Hooray? Some say yes, some say no.
However you feel about this season, it’s here, there is no question about it. I’m feeling it because my daughter started PreK 4 today (!!) AND I’m gearing up to start sessions again at the school where I work with children with special needs.
I’ve worked with young kiddos for a long time. I’ve also supervised many practicum students and interns.
One thing I found is that practicum students and interns were often unclear about what they wanted the children to do during each musical experience in a session.
So, I would prompt them to ask themselves this one question for each activity they planned:
“What are the children going to DO during this musical experience?”
I ask myself this question every time I session plan. Very rarely will I have children just sit there and listen to me.

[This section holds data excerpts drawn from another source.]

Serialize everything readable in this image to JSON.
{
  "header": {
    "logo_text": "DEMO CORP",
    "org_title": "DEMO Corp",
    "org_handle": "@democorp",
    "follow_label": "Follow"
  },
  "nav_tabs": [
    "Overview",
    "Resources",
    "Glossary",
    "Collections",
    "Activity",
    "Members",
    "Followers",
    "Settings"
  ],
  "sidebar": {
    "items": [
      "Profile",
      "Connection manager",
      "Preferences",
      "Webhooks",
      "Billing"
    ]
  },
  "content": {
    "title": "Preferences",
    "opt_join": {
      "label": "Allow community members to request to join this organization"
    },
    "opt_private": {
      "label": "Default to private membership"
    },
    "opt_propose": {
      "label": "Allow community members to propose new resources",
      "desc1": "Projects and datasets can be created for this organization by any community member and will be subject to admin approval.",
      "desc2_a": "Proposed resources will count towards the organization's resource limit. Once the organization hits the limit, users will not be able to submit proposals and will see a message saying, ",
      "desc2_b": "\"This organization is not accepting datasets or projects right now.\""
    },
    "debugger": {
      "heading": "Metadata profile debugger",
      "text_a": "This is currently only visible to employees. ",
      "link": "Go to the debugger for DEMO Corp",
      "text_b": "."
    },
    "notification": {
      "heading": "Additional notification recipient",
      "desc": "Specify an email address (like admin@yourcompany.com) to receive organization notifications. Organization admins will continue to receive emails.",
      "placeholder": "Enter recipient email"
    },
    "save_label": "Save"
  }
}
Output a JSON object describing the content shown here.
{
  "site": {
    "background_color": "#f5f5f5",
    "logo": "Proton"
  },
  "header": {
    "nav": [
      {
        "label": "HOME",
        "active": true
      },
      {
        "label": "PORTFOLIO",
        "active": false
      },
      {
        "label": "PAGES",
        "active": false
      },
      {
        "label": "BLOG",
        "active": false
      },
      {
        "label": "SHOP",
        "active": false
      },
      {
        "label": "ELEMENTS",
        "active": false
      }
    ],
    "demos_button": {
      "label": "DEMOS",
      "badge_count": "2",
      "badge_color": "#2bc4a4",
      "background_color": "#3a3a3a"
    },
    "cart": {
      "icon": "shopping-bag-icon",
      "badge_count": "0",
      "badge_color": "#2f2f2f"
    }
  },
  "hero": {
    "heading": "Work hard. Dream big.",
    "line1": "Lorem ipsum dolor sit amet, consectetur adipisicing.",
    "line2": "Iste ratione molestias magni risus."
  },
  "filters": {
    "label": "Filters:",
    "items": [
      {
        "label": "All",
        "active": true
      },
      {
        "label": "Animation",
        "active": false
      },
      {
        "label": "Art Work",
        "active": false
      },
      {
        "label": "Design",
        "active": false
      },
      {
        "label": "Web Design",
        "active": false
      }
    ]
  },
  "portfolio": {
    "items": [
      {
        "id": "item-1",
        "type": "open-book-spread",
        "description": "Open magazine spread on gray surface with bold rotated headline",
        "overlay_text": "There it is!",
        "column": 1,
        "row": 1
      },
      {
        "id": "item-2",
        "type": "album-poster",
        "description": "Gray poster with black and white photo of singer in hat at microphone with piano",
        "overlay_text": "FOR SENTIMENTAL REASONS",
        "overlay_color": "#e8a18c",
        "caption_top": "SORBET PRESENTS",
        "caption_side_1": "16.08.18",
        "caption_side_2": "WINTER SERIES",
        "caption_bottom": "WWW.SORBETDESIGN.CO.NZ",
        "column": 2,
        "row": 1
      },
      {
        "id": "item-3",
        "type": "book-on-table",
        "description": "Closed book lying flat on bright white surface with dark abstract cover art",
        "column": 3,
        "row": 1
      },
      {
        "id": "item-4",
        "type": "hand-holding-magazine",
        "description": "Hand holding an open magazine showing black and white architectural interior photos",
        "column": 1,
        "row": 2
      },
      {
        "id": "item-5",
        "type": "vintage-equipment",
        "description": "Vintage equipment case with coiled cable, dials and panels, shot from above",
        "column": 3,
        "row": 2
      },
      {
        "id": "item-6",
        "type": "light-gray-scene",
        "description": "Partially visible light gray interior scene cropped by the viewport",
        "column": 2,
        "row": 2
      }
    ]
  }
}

This is especially important if it’s a musical experience like listening to a singeable story or listening to a song that teaches an academic concept (where it IS important that they’re listening to the song).
In those cases, I’ll prompt the children to do movements that pair with the story (like marching as they’re “Going On a Bear Hunt” or painting their body parts as they listen to “Ain’t Gonna Paint No More.”)
If they’re listening to a song about an academic concept, I’ll prompt them to simply pat their knees or sway side to side to the beat of the music.
Movement engages children, wakes up the body and brain, and helps them “tune in” to what you’re teaching them in the song.
I always want the children to be doing something during our activites. And that something needs to be clearly explained to them.
Here are two video examples of how I use movement to engage children in learning academic concepts:
I could have had each child sit in a chair and work on shapes and -AT word identification. That would have been effective. But by choosing specific actions for them to take, I’m actively engaging them in the learning process. This gets oxygen flowing to key areas of the brain and enhances learning.
Even if it’s as simple as stomping feet along with your song, always be thinking – what are the children going to be doing during this activity?